Still no inventory relief in sight
Annual home price appreciation remained on fire in February, rising to its highest level in more than 15 years.
Nationwide, home prices grew at a record year-over-year rate of 11.6% in February, according to Black Knight. Moreover, daily home sales data by the company’s Collateral Analytics group showed an annual 15.9% jump in the median single-family sales price.
“Multiple years of constrained housing inventory and historically low-interest rates have helped fuel this fire to the point where nearly 75% of the 100 largest US markets have seen annual home price growth of 10% or higher,” said Black Knight data & analytics president Ben Graboske. “What’s more, Collateral Analytics’ Market Conditions Report shows the housing markets in 75% of ZIP codes rated either ‘Strong’ or ‘Hot’ based on underlying market metrics. Only 7% are characterized as ‘Normal.’
The sharp increases in both home prices and interest rates have pushed affordability to its lowest point since mid-2019. Graboske said that it now takes 20% of the median household income to make the monthly payment on an average-priced home – back to the five-year average after several years of low-interest rates mitigating the impact of rising prices on affordability.
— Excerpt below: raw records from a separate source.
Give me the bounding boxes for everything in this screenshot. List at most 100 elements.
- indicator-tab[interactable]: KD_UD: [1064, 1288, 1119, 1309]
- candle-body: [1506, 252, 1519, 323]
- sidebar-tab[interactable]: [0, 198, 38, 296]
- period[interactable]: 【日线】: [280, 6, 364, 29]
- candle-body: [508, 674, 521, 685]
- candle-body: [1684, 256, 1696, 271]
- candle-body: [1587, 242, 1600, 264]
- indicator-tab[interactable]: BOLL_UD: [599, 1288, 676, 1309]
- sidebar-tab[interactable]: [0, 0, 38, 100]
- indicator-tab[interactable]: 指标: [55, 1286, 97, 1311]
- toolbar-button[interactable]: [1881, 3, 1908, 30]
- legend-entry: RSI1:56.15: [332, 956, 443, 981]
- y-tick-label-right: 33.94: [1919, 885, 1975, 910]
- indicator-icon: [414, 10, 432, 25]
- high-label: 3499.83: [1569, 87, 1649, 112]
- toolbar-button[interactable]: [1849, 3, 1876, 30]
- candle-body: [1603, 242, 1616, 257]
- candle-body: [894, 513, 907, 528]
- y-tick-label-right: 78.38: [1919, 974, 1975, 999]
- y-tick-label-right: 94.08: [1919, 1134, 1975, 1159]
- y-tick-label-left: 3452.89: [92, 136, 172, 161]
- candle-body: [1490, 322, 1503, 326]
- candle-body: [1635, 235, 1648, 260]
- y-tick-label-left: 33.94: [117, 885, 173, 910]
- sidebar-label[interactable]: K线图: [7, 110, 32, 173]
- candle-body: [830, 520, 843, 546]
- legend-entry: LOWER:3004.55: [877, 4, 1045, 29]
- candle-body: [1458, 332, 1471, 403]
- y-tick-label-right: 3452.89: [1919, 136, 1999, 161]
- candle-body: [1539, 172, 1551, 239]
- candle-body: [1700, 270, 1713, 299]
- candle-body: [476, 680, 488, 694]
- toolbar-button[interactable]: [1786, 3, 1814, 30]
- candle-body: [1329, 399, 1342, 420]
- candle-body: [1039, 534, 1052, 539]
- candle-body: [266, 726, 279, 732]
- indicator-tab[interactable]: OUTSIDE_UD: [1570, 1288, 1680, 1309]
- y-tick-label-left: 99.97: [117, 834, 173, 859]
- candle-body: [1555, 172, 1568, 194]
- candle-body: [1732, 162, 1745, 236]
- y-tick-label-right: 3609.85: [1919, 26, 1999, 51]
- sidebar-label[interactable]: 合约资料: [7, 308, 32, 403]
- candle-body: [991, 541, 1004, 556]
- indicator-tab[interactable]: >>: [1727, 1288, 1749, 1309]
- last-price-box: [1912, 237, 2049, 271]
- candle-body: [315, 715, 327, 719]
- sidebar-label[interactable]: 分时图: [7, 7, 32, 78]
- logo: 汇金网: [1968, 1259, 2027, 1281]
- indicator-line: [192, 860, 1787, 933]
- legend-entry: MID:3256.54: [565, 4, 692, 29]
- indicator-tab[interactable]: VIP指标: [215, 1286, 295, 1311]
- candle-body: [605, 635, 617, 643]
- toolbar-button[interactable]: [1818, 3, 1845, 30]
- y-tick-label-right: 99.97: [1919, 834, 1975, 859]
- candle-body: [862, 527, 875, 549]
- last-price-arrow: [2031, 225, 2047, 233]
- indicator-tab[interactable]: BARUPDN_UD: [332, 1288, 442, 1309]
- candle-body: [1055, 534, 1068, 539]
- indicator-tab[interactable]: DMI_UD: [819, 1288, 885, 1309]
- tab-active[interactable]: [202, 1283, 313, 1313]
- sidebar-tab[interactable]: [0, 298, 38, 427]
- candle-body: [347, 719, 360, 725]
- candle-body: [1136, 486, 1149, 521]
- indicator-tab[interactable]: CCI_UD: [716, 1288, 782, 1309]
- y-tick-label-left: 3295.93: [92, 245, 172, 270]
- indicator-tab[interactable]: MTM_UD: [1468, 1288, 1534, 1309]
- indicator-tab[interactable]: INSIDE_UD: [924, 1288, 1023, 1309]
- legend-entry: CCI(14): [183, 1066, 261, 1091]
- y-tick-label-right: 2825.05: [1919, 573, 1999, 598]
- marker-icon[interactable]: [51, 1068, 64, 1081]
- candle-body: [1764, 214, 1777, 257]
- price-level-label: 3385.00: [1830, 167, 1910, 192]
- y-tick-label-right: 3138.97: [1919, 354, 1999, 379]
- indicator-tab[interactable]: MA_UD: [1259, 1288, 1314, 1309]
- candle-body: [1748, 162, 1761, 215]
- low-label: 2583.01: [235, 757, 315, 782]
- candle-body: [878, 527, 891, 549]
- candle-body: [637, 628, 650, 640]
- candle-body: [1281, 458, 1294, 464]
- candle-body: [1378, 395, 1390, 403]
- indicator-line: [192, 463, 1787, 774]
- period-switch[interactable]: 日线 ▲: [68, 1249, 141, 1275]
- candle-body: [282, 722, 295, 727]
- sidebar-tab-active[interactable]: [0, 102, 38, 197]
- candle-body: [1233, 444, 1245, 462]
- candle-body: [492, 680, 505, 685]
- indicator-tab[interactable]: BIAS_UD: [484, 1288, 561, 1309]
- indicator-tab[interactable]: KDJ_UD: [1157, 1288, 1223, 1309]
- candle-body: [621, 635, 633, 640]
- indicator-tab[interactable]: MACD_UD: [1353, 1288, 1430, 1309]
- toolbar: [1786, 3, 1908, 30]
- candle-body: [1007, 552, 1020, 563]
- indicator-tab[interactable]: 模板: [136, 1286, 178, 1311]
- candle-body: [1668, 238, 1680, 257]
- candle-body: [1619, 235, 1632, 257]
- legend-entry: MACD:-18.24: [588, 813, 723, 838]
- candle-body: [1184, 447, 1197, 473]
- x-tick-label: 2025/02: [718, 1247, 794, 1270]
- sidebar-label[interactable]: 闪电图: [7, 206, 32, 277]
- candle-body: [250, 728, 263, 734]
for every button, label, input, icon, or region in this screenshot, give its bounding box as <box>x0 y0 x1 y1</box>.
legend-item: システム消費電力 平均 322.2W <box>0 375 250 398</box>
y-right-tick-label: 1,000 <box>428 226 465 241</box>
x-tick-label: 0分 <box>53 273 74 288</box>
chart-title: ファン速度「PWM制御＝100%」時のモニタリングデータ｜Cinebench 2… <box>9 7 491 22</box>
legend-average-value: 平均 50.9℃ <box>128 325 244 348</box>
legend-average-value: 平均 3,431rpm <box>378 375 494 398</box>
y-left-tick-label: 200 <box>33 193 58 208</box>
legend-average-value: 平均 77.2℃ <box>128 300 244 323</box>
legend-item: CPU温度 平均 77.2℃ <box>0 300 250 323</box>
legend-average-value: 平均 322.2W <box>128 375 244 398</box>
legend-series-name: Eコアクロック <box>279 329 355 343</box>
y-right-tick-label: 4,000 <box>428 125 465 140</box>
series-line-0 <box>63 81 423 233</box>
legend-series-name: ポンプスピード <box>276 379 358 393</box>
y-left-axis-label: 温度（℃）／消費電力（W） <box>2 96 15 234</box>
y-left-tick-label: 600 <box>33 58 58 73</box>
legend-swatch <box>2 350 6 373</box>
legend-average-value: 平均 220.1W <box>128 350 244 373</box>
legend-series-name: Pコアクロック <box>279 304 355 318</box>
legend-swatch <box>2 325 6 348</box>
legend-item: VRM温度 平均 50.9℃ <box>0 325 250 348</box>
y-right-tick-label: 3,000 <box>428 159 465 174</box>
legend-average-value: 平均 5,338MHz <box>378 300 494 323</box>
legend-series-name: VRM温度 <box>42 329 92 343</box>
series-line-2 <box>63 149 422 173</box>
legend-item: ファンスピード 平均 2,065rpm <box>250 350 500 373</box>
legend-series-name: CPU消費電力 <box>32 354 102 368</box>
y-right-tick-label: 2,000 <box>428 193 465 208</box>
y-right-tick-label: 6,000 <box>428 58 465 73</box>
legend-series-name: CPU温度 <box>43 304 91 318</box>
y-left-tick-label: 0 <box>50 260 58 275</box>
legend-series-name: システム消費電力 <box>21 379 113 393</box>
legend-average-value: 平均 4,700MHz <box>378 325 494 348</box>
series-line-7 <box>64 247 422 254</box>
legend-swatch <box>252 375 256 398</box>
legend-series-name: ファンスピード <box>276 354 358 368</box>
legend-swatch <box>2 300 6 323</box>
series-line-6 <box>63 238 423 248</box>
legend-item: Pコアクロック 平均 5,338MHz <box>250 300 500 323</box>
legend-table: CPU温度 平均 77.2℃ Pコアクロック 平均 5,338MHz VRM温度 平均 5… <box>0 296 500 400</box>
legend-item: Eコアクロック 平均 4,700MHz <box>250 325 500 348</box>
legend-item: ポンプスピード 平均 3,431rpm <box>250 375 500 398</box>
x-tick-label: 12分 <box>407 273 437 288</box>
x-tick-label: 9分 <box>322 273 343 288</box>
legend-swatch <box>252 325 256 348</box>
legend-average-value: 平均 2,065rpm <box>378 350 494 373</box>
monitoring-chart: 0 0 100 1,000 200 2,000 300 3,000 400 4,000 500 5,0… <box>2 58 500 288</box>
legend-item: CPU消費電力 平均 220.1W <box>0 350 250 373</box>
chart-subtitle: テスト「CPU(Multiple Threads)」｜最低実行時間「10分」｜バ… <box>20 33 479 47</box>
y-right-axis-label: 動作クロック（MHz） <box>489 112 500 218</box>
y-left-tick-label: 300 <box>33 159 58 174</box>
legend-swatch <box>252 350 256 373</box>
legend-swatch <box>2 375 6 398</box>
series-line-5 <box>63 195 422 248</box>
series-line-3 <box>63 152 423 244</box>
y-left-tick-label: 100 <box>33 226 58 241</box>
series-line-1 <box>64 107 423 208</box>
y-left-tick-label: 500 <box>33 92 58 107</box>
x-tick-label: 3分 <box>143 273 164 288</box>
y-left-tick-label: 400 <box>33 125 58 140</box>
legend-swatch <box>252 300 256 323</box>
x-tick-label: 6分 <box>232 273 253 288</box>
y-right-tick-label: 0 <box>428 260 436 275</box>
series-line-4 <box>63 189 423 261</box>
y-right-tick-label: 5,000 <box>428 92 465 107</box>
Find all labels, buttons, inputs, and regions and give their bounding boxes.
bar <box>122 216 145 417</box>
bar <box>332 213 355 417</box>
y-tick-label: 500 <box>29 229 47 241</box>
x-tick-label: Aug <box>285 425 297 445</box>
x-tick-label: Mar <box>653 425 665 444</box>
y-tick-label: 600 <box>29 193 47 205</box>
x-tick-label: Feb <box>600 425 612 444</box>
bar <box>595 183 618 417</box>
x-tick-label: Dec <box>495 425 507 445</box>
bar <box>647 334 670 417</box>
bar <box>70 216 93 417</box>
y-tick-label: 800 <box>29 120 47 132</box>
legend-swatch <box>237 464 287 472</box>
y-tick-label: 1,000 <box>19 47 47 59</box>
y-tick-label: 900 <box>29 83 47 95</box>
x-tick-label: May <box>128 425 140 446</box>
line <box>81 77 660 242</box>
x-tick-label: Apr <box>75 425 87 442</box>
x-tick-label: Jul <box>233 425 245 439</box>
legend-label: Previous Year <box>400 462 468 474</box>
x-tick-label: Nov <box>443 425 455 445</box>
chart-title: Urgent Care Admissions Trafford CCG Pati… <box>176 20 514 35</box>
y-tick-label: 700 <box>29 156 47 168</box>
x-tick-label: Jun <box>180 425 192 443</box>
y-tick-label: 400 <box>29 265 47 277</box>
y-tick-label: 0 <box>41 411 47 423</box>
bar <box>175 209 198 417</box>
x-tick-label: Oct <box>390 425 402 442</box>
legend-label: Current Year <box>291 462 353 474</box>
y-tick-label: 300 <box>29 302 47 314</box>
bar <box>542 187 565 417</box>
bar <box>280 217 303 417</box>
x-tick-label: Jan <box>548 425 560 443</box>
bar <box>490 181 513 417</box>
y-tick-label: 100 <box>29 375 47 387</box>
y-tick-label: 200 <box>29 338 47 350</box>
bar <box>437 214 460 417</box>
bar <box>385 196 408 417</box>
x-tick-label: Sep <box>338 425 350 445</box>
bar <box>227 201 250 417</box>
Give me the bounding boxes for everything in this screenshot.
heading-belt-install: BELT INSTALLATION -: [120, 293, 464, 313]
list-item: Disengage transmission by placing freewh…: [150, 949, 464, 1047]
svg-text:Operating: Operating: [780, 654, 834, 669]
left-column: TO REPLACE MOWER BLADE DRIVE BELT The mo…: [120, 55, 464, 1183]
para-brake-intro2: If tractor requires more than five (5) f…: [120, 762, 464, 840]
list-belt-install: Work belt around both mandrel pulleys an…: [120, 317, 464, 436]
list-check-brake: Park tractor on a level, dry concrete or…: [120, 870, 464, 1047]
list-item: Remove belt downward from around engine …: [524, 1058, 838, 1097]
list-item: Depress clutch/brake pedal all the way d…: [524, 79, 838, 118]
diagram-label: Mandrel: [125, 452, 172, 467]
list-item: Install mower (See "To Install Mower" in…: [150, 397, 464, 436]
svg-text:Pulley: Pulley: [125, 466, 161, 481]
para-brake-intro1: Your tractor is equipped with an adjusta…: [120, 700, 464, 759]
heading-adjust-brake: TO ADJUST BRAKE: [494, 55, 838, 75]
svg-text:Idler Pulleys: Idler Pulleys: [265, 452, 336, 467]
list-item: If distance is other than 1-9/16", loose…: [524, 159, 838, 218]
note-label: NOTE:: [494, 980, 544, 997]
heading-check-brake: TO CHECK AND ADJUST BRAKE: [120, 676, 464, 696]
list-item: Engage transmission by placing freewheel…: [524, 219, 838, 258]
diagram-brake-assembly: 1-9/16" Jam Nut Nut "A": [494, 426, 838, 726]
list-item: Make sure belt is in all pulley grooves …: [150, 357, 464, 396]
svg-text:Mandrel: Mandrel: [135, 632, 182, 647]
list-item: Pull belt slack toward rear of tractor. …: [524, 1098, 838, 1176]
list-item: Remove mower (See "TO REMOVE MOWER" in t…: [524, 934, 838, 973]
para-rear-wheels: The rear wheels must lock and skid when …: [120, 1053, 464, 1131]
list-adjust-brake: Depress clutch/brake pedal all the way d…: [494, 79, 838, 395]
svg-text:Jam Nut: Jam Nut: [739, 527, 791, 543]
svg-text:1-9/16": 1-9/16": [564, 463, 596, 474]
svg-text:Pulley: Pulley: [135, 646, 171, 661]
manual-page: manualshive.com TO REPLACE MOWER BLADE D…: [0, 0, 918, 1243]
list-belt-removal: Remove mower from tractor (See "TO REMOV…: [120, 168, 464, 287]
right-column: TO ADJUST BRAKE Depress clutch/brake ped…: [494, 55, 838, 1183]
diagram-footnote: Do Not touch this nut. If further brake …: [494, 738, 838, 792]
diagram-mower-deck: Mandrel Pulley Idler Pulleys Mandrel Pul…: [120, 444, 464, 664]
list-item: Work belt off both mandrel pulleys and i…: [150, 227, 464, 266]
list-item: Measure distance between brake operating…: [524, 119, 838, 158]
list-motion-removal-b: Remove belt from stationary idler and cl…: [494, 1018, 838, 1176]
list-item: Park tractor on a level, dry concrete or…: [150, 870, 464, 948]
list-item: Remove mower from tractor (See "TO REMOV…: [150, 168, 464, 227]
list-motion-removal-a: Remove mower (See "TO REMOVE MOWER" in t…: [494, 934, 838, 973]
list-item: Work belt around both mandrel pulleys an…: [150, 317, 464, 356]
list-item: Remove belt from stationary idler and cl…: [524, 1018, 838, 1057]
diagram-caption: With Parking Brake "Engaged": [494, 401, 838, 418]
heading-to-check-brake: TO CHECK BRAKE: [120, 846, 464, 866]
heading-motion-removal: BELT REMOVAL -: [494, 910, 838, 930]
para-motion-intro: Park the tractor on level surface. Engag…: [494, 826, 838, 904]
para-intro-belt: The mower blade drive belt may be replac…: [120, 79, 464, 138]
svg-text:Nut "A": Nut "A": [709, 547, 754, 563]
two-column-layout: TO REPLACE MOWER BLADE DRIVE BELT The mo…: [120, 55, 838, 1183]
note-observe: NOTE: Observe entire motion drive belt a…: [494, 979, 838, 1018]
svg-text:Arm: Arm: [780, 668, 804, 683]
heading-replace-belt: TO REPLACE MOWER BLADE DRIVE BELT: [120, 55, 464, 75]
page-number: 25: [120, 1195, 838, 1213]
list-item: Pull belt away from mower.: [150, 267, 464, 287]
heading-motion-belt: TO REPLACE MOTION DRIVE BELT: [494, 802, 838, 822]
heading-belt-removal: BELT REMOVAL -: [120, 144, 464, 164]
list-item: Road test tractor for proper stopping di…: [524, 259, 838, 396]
“Housing is now the least affordable it’s been – factoring in interest rates, home prices and income – since mid-2019,” he said. “Any hopes of 2021 bringing an influx of homes to the market and lessening pressure on prices appear to be dashed for now, as new for-sale listings were down 16% and 21% year-over-year in January and February, respectively.”
There are now 125,000 fewer new listings than in the first two months of 2020, driving for-sale inventory 40% below last year’s level.
“With higher interest rates and a continuing shortage of inventory, it will be important to keep a careful eye on both home prices and affordability metrics in the coming months,” Graboske said.